Tuesday, June 22, 2004

The Appeal of The Addams Family

Last night I watched Addams Family Values. I have always liked both of the feature films, but then I have fond memories of the TV series. I was much too young to remember the original run of The Addams Family (it ran on ABC from 1964 to 1966), but I remember the syndicated reruns very well. It seems that I am not the only one. Since the show went off ABC in 1966, there has been television reunions, two animated series, two feature films, a TV movie, and a new series.

Of course, the Addams Family did not have their origins on television. They originated in the single panel cartoons of Charles Addams. The first Addams Family cartoon appeared in 1937. It featured Morticia and Lurch. Eventually, Gomez, Wednesday, Pugsley, and Grandmama would be added. In the comic strip the family was never given a name, although the general public termed them "the Addams Family" after their creator. The family did not earn first names until David Levy approached Addams about the TV series. It was then that Addams gave the characters the names we now know them by. Addams continued to draw the Addams Family cartoons until his death in 1988.

As to the appeal of both the comic strip and the subsequent TV series and movies, I think a large part of it lies in its macabre humour.

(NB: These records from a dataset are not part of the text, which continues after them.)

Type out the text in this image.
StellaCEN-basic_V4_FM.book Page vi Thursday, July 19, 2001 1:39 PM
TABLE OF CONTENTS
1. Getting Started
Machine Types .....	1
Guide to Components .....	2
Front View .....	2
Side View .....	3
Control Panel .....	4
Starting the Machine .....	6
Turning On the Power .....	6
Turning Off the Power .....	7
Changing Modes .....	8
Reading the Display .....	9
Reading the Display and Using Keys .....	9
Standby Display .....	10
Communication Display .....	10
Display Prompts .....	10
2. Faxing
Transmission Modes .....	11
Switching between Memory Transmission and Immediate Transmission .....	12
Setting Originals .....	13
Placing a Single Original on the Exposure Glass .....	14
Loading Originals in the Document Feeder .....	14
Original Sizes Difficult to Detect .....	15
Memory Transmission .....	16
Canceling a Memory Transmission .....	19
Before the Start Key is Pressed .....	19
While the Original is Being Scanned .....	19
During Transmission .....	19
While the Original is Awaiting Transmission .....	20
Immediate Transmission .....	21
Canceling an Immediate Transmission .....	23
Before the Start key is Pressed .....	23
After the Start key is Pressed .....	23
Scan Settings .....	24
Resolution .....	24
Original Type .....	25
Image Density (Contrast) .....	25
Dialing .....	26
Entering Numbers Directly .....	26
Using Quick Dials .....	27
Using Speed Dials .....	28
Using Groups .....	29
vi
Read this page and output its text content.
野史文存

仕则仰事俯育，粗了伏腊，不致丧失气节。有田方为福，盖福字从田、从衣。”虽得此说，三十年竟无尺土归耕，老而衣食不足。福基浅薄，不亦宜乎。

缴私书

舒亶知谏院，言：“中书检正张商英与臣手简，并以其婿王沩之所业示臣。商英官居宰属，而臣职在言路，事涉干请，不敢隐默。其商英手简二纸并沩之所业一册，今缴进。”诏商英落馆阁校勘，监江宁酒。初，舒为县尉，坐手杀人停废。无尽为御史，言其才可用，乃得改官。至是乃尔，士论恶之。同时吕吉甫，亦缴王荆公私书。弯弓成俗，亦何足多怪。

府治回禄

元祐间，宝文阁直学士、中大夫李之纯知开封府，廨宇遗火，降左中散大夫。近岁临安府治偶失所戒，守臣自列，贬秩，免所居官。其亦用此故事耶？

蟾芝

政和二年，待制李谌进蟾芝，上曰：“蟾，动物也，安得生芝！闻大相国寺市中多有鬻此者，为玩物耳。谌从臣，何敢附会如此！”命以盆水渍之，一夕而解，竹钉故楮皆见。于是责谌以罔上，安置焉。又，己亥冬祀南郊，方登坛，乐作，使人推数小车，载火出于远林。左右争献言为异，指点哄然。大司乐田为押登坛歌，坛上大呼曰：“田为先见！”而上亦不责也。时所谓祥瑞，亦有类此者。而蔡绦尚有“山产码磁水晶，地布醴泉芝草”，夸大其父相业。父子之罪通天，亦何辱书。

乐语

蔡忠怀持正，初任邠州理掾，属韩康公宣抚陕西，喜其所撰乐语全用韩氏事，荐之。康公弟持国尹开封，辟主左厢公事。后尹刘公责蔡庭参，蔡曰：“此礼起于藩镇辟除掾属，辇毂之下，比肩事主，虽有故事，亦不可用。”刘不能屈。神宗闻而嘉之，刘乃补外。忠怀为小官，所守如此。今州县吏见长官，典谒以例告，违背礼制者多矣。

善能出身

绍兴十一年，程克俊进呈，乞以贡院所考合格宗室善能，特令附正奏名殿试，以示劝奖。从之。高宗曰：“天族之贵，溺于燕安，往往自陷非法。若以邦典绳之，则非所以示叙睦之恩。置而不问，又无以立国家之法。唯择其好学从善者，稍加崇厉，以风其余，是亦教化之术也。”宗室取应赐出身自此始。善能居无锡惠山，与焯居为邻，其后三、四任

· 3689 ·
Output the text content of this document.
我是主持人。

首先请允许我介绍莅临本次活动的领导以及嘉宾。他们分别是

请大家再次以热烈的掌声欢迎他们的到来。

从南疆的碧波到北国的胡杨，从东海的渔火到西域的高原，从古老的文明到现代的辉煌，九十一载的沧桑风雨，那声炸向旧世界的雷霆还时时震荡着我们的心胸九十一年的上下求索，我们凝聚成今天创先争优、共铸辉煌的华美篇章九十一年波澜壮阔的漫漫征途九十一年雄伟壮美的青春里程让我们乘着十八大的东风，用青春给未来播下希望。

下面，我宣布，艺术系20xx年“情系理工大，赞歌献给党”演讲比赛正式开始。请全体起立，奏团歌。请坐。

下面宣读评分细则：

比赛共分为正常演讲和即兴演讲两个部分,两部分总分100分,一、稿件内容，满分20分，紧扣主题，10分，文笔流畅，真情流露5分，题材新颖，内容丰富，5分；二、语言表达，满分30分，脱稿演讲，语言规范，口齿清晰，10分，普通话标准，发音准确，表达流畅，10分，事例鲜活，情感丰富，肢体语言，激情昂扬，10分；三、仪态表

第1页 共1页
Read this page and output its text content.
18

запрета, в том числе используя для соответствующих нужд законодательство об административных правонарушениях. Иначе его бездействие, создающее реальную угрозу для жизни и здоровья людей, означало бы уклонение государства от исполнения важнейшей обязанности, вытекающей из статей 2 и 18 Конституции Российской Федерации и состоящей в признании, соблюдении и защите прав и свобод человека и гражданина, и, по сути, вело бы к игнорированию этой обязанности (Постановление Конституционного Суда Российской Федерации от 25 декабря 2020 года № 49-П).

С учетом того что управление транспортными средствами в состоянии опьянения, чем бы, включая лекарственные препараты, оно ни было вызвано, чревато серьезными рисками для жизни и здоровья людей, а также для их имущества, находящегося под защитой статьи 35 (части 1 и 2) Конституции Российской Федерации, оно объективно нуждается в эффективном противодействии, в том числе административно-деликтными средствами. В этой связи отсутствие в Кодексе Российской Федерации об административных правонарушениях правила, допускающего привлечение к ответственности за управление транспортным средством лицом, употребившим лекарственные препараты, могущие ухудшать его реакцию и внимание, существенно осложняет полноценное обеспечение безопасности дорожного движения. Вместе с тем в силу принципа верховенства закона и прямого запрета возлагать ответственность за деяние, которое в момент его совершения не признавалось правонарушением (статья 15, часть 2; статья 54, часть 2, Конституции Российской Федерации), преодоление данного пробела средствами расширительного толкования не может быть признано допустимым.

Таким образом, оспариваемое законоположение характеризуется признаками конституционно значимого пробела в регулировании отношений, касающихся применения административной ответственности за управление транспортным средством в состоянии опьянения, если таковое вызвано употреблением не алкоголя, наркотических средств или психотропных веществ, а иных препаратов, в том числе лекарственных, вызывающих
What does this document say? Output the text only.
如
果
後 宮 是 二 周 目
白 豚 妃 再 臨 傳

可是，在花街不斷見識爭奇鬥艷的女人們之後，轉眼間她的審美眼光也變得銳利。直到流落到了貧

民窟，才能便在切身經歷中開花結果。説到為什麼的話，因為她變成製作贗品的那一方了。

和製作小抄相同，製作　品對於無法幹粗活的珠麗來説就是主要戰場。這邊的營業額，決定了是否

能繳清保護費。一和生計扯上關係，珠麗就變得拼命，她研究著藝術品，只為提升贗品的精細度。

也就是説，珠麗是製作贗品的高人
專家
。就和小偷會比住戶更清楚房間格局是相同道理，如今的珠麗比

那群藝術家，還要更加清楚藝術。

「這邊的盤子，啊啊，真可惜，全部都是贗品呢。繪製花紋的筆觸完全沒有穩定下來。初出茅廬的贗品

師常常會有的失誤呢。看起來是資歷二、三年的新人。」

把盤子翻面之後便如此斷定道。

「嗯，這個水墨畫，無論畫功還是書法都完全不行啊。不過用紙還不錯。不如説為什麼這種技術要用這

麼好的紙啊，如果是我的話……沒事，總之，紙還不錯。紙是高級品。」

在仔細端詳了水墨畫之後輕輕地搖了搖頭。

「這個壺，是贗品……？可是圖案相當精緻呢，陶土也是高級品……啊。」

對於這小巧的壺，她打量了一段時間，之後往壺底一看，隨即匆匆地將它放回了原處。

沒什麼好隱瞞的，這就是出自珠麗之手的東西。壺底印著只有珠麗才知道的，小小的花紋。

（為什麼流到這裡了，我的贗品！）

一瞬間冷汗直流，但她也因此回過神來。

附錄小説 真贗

The average American tends to fear death and injury. Even those who do not outright fear death and injury tend to be very uncomfortable about these subjects. The Addams Family cartoons, TV series, and movies allowed people to laugh about death and injury, thus overcoming their fear or discomfort, if only temporarily.

Another part of both the comic strip, TV series, and movies' appeal may lie in the fact that the Addamses are non-conformists. The Addams Family is a family in love with the macabre. They prefer the night to day, misery to happiness, dark colours to bright colours. In many ways, they were "Goth" long before the "Goth" movement ever began. As a family that refuses to conform to the rest of society, the Addams Family thus reinforces the idea of being oneself rather than conforming to someone else's expectations. The cartoons, the TV series, and the movies place importance on individuality over conformity.

With regards to the TV series and movies, another large part of the appeal of the Addams Family is the fact that they are a family. In a society where single parent homes are all too common, the Addams Family stick together. Indeed, it must be pointed out that not only the nuclear family lived in the Addams mansion, but the extended family as well--Morticia, Gomez, Wednesday, Pugsley, Lurch, Grandmama, and Thing all under the same roof. Furthermore, other family members did visit, some often, most notably Cousin Itt and Morticia's sister Ophelia. And while Wednesday and Pugsley occasionally make a game of trying to kill each other, the Addamses never fail to come to the aid of one of its members when he or she is in trouble. Indeed, perhaps the closeness of the Addams Family is best demonstrated by the passion exhibited by Gomez and Morticia for each other. While other TV husbands and wives might simply kiss each other on the cheek, Gomez would kiss Morticia all over her arms! At any rate, while the Addams Family may not conform to most of society's mores, they are a highly traditional family, closely knit and very devoted to each other. In fact, I think that the closeness of the Addamses may be what appeals to me the most about the TV shows and movies.

I grew up watching the Addams Family as a child and as an adult I seem to have developed an even keener appreciation of the series (a lot of the humour in the show would be lost on an 8 year old). To this days it remains one of my favourite shows of all time.